0

I have an application with entities like User, Message and MessageFeatures. Each User can have many messages and each message has a MessageFeatures entity. Currently the relational model is expressed as:

User{
  UUID id
  String email
  ...
}
Message{
  UUID id,
  UUID userId
  String text
  ....
}
MessageFeatures{
  UUID id
  UUID messageId
  UUID userId
  PrimitiveObject feature1
  ....
  PrimitiveObject featureN
}

The most important queries are:

  • Get all messages for user
  • Get all message features for a user
  • Get message by uuid
  • Get/Update message feature by uuid
  • Get message feature by message uuid

Less important(can be slow) queries are like :

  • Get message features where user_id = someuuid and featureX = value
  • Get all/count user uuids for which featureX = value
  • update message features set featureX = newValue where featureX = oldValue

While evaluating couchbase i am unable to arrive at a proper data model. I do not think putting all messages and message features for a user in a single document is a good idea because the size will keep on increasing and based on current data it will easily be in range of 4-5 MB for 2 year data. Also to maintain consistency i can update only one message feature at a time as atomicity is per document.

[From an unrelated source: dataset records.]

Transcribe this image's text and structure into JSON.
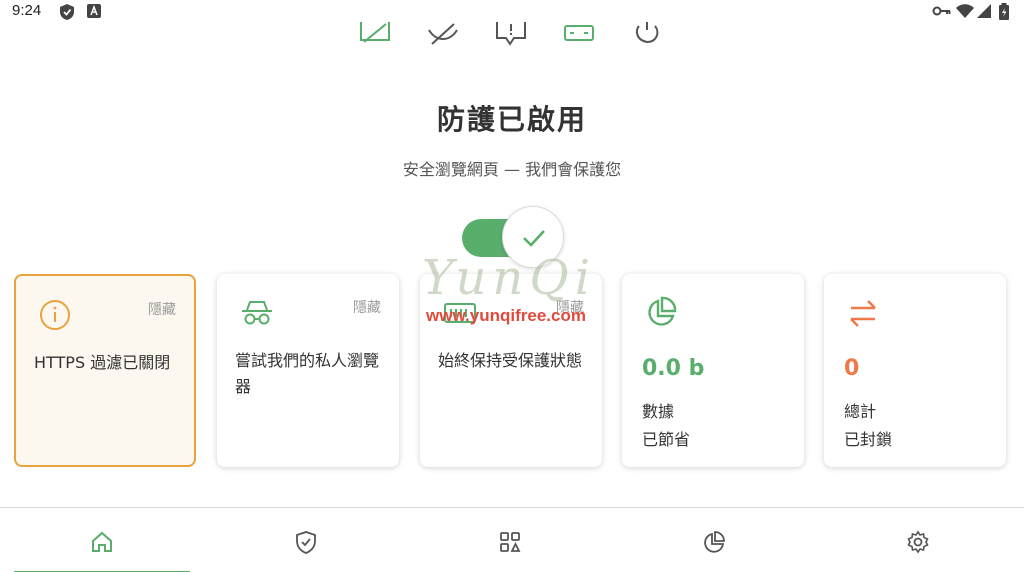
{
  "status_bar": {
    "time": "9:24",
    "left_icons": [
      "shield-status-icon",
      "letter-a-icon"
    ],
    "right_icons": [
      "vpn-key-icon",
      "wifi-icon",
      "cell-signal-icon",
      "battery-icon"
    ]
  },
  "top_tools": [
    "ad-block-icon",
    "tracker-block-icon",
    "message-alert-icon",
    "card-icon",
    "refresh-icon"
  ],
  "header": {
    "title": "防護已啟用",
    "subtitle": "安全瀏覽網頁 — 我們會保護您"
  },
  "protection_toggle": {
    "on": true,
    "color": "#5aae6c"
  },
  "cards": {
    "https": {
      "hide": "隱藏",
      "text": "HTTPS 過濾已關閉",
      "accent": "#e8a33d"
    },
    "browser": {
      "hide": "隱藏",
      "text": "嘗試我們的私人瀏覽器"
    },
    "always": {
      "hide": "隱藏",
      "text": "始終保持受保護狀態"
    },
    "data": {
      "value": "0.0 b",
      "label_line1": "數據",
      "label_line2": "已節省",
      "accent": "#5aae6c"
    },
    "blocked": {
      "value": "0",
      "label_line1": "總計",
      "label_line2": "已封鎖",
      "accent": "#ee7a4a"
    }
  },
  "watermark": {
    "text": "YunQi",
    "url": "www.yunqifree.com"
  },
  "bottom_nav": [
    {
      "icon": "home-icon",
      "active": true
    },
    {
      "icon": "shield-check-icon",
      "active": false
    },
    {
      "icon": "apps-grid-icon",
      "active": false
    },
    {
      "icon": "stats-pie-icon",
      "active": false
    },
    {
      "icon": "settings-gear-icon",
      "active": false
    }
  ]
}
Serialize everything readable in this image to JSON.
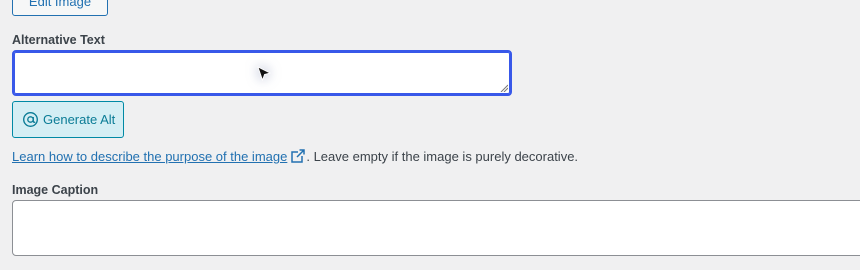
{
  "edit_image": {
    "label": "Edit Image"
  },
  "alt_text": {
    "label": "Alternative Text",
    "value": ""
  },
  "generate_alt": {
    "label": "Generate Alt",
    "icon": "at-sign-icon"
  },
  "help": {
    "link_text": "Learn how to describe the purpose of the image",
    "link_icon": "external-link-icon",
    "suffix": ". Leave empty if the image is purely decorative."
  },
  "caption": {
    "label": "Image Caption",
    "value": ""
  },
  "colors": {
    "focus_border": "#3858e9",
    "link": "#2271b1",
    "generate_bg": "#d4eef4",
    "generate_text": "#0b7c96",
    "page_bg": "#f0f0f1"
  }
}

If i do not place them in a single document they will be scattered around the cluster and queries like get all messages/messagefeatures of a user will result in scatter and gather.

I have checked out global secondary indexes and N1QL but even if I index user_uuid field of messages it will only help in fetching the message_uuids of that user, loading all the messages will result in scatter and gather...

Is there a way to force that all messages, message features of a user_uuid get mapped to a same physical node without embedding them in the same document something like hashtags in redis.

gladiator
  • 722
  • 1
  • 9
  • 16

1 Answers1

1

You should translate the relational model above directly to Couchbase. You should create GSI indexes for all the relationships (id fields). Use EXPLAIN to make sure every query uses an index. For direct lookup by id, use USE KEYS.

Scatter/gather in Couchbase means something different than what you describe. It is when a single index scan has to visit several nodes and then merge the scan results (distributed index). Instead, each GSI index lives on a single node, so GSI indexes avoid scatter/gather.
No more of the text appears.